ADAMA DIENG, LAURÉAT DU PRIX TROFEU RAÇA NEGRA
Nous nous sommes physiquement libérés de nos chaines, il nous faut encore nous en libérer définitivement en permettant à l’Afrique et à tous les Afro-descendants de vivre décemment - L'INTÉGRALITÉ DE SON DISCOURS
SenePlus publie ci-dessous, le discours d’Adama Dieng,Conseiller spécial pour la prévention du génocide, aux Nations-Unies, à l’occasion de la réception du prix « Trofeu Raca Negra », le 19 novembre 2018, au Brésil.
« C’est avec une profonde gratitude et un profond plaisir que je me trouve parmi vous ce soir. En effet, lorsque l’occasion qui nous réunit a pour but de rendre hommage aux membres d’une communauté pour leur contribution à la vie publique, à la promotion des idéaux qui lient notre humanité, un tel moment est empreint d’émotion et d’une grande fierté. Permettez-moi de remercier les organisateurs de ce prix, ainsi que tout particulièrement les autres lauréats et sommités qui se sont vu décerner cette récompense par le passé et au rang desquels je me joins aujourd'hui. C’est un privilège que j’accepte avec humilité, gratitude et honneur.
Cet événement est l’occasion d’affirmer notre identité en tant que peuple unique, en raison de nos origines et de notre héritage communs. L'Afrique n’est pas seulement notre continent-mère, mais c’est aussi le berceau de l'humanité. Nous pouvons donc tous dire aujourd'hui avec force et conviction que du sang africain coule dans nos veines et que de ce fait nul ne saurait contester que nous sommes une seule humanité. Nous sommes unis par notre passé commun, façonnés par nos différentes expériences, sollicités par les exigences du présent et inspirés par la volonté de forger un destin collectif.

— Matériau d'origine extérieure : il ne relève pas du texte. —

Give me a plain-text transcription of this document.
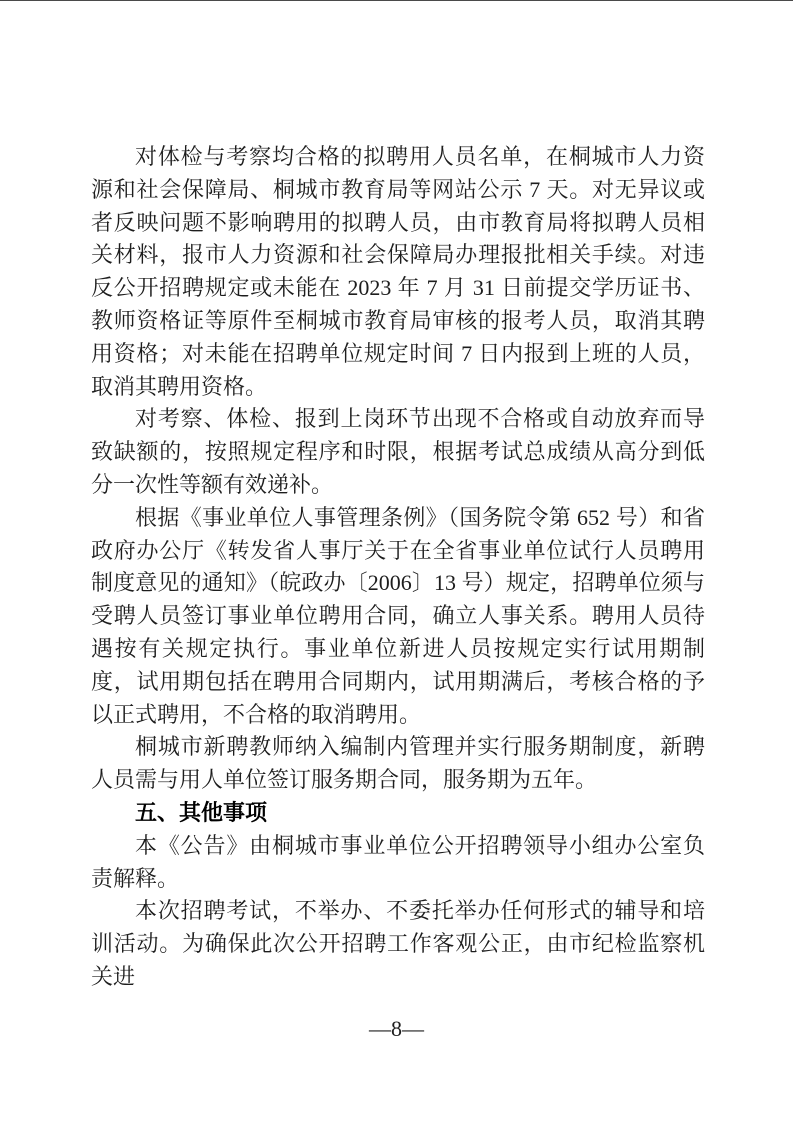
对体检与考察均合格的拟聘用人员名单，在桐城市人力资源和社会保障局、桐城市教育局等网站公示 7 天。对无异议或者反映问题不影响聘用的拟聘人员，由市教育局将拟聘人员相关材料，报市人力资源和社会保障局办理报批相关手续。对违反公开招聘规定或未能在 2023 年 7 月 31 日前提交学历证书、教师资格证等原件至桐城市教育局审核的报考人员，取消其聘用资格；对未能在招聘单位规定时间 7 日内报到上班的人员，取消其聘用资格。

对考察、体检、报到上岗环节出现不合格或自动放弃而导致缺额的，按照规定程序和时限，根据考试总成绩从高分到低分一次性等额有效递补。

根据《事业单位人事管理条例》（国务院令第 652 号）和省政府办公厅《转发省人事厅关于在全省事业单位试行人员聘用制度意见的通知》（皖政办〔2006〕13 号）规定，招聘单位须与受聘人员签订事业单位聘用合同，确立人事关系。聘用人员待遇按有关规定执行。事业单位新进人员按规定实行试用期制度，试用期包括在聘用合同期内，试用期满后，考核合格的予以正式聘用，不合格的取消聘用。

桐城市新聘教师纳入编制内管理并实行服务期制度，新聘人员需与用人单位签订服务期合同，服务期为五年。

五、其他事项

本《公告》由桐城市事业单位公开招聘领导小组办公室负责解释。

本次招聘考试，不举办、不委托举办任何形式的辅导和培训活动。为确保此次公开招聘工作客观公正，由市纪检监察机关进

—8—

Je viens de la côte africaine du Sénégal d'où notre peuple a été capturé et expédié de force vers les îles des Caraïbes et les continents Nord et Sud américains. En nous rassemblant ici ce soir, nous rendons hommage à des millions d'hommes et de femmes qui ont été réduits en esclavage et enchaînés contre leur gré, des hommes et des femmes courageux d'Afrique, des Caraïbes et d'ailleurs, qui se sont dressés contre l'esclavage, le racisme et l'oppression. Parmi ces personnes, je peux notamment citer Kwame Nkrumah, Julius Nyerere, Cheikh Anta Diop, Nelson Mandela, Amilcar Cabral, le grand Toussaint Louverture, Marcus Garvey, Alexander Bustamante, ainsi que Jose Marti, Simon Bolivar, Harriet Tubman et bien d'autres. Tous ces héros et héroïnes se sont battus pour la liberté et la conscience noire avec ténacité, avec un courage inébranlable et avec foi en la dignité de la personne africaine. Ils l'ont fait en sachant que ceci serait une modeste contribution à faire du monde un endroit où il fait bon vivre pour les Africains et les autres. Leur sacrifice est inestimable. Ils ont jeté les fondements de ce juste combat pour nous tous. Il nous incombe maintenant de suivre leur exemple afin de réaliser ce qu'ils ont commencé il y a des siècles.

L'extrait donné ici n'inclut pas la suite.